Structured Pruning for Efficient ConvNets via Incremental Regularization

Parameter pruning is a promising approach for CNN compression and acceleration by eliminating redundant model parameters with tolerable performance loss. Despite its effectiveness, existing regularization-based parameter pruning methods usually drive weights towards zero with large and constant regularization factors, which neglects the fact that the expressiveness of CNNs is fragile and needs a more gentle way of regularization for the networks to adapt during pruning. To solve this problem, we propose a new regularization-based pruning method (named IncReg) to incrementally assign different regularization factors to different weight groups based on their relative importance, whose effectiveness is proved on popular CNNs compared with state-of-the-art methods.

Structured Probabilistic Pruning for Convolutional Neural Network Acceleration

In this paper, we propose a novel progressive parameter pruning method for Convolutional Neural Network acceleration, named Structured Probabilistic Pruning (SPP), which effectively prunes weights of convolutional layers in a probabilistic manner. Unlike existing deterministic pruning approaches, where unimportant weights are permanently eliminated, SPP introduces a pruning probability for each weight, and pruning is guided by sampling from the pruning probabilities. A mechanism is designed to increase and decrease pruning probabilities based on importance criteria in the training process. Experiments show that, with 4x speedup, SPP can accelerate AlexNet with only 0.3% loss of top-5 accuracy and VGG-16 with 0.8% loss of top-5 accuracy in ImageNet classification. Moreover, SPP can be directly applied to accelerate multi-branch CNN networks, such as ResNet, without specific adaptations. Our 2x speedup ResNet-50 only suffers 0.8% loss of top-5 accuracy on ImageNet. We further show the effectiveness of SPP on transfer learning tasks.

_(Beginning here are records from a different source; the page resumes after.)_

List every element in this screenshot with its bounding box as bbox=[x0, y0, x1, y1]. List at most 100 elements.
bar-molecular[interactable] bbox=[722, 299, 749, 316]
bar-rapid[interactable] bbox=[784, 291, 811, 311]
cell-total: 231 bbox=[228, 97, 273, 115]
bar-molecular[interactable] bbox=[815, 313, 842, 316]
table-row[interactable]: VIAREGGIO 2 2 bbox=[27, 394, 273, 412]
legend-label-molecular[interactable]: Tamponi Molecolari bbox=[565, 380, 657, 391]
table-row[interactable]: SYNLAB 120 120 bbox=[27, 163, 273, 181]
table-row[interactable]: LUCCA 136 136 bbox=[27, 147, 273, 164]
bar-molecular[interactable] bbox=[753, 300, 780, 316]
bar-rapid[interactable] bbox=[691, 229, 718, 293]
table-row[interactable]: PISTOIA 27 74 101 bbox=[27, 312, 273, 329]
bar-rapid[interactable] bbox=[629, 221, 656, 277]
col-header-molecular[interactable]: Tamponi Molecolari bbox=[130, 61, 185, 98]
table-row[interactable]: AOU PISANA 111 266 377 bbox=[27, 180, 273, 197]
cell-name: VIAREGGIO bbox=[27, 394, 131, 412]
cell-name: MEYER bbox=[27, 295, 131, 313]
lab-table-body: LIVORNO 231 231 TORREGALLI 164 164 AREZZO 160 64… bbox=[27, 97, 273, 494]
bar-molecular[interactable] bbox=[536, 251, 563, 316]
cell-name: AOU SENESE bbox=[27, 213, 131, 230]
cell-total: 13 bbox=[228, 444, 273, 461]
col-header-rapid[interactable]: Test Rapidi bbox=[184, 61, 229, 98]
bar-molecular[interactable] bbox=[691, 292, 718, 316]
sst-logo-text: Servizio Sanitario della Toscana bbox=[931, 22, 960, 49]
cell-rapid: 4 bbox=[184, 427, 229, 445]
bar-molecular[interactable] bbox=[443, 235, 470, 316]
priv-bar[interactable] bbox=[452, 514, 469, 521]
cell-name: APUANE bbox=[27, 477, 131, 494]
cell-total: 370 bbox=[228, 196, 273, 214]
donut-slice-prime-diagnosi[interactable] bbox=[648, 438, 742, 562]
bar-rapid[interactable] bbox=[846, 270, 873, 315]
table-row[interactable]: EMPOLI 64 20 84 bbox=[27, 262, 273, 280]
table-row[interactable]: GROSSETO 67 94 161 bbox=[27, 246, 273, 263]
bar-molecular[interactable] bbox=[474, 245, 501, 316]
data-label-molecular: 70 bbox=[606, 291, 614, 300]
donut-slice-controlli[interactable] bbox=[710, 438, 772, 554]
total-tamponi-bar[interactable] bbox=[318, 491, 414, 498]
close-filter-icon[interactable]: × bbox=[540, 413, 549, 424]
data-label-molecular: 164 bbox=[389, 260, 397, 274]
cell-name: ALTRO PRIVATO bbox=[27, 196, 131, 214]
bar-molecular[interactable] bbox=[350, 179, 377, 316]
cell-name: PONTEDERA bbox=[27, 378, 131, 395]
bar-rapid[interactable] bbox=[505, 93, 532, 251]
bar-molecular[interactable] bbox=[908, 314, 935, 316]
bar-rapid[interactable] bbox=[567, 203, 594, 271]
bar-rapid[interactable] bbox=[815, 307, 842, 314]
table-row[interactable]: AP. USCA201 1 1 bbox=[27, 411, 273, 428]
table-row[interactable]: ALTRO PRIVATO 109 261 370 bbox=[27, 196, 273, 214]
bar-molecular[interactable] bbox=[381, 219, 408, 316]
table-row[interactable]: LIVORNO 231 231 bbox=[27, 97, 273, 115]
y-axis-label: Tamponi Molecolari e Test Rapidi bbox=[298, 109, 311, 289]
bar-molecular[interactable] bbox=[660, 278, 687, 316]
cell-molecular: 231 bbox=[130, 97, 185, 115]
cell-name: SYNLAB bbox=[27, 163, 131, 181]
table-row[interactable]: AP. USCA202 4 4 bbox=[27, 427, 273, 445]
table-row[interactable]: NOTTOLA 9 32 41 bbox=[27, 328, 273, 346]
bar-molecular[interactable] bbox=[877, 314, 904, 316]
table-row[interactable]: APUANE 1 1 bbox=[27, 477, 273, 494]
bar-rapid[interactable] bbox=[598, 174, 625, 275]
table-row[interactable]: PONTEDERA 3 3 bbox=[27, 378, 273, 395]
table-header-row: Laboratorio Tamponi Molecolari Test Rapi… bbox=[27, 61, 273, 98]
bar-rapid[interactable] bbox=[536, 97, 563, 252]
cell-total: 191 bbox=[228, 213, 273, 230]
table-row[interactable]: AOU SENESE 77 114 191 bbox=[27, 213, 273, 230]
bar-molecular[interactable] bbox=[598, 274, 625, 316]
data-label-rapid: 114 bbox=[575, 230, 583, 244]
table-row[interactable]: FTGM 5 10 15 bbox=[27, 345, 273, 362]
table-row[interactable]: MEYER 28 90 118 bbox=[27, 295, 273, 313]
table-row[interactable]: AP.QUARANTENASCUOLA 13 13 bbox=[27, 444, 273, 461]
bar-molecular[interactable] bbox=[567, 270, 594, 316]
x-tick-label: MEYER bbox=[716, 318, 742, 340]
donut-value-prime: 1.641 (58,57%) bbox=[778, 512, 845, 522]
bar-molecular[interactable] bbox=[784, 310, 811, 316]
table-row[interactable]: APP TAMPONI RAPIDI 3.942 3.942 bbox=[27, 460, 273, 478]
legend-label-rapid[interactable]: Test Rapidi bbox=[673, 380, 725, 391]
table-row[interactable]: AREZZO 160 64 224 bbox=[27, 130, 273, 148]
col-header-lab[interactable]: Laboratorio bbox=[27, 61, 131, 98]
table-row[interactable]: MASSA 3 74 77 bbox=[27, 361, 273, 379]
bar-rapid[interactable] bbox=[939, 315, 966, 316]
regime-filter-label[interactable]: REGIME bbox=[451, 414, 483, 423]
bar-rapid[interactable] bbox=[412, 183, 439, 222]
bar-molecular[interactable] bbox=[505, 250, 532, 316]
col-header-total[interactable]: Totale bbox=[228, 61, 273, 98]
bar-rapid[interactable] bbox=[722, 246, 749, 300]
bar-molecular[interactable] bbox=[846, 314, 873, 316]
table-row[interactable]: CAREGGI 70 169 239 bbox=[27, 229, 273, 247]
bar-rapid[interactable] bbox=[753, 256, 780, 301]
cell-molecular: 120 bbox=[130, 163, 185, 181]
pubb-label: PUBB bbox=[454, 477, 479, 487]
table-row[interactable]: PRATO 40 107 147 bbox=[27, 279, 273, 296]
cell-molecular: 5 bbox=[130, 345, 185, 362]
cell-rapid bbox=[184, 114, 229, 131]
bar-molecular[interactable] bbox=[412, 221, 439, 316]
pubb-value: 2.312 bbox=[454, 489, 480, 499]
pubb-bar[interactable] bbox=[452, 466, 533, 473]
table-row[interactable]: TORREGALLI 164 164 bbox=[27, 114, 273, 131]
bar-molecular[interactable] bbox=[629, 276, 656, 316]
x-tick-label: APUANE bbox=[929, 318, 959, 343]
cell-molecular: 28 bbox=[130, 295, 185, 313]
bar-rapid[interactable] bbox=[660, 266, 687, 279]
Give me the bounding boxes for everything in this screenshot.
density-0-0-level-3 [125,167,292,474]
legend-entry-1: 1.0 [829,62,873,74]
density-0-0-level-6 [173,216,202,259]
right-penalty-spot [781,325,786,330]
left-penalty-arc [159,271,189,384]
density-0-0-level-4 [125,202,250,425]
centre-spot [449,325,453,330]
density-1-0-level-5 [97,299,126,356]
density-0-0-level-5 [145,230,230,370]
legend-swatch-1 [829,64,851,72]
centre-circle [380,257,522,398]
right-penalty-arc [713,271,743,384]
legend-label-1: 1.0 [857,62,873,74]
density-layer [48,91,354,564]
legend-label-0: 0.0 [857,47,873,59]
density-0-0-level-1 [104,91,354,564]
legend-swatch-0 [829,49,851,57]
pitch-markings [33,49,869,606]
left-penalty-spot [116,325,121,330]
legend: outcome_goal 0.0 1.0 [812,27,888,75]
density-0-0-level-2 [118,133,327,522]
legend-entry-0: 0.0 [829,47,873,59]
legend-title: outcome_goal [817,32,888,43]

Structured Deep Neural Network Pruning by Varying Regularization Parameters

Convolutional Neural Networks (CNN's) are restricted by their massive computation and high storage. Parameter pruning is a promising approach for CNN compression and acceleration, which aims at eliminating redundant model parameters with tolerable performance loss. Despite its effectiveness, existing regularization-based parameter pruning methods usually assign a fixed regularization parameter to all weights, which neglects the fact that different weights may have different importance to CNN. To solve this problem, we propose a theoretically sound regularization-based pruning method to incrementally assign different regularization parameters to different weights based on their importance to the network. On AlexNet and VGG-16, our method can achieve 4x theoretical speedup with similar accuracies compared with the baselines. For ResNet-50, the proposed method also achieves 2x acceleration and only suffers 0.1% top-5 accuracy loss.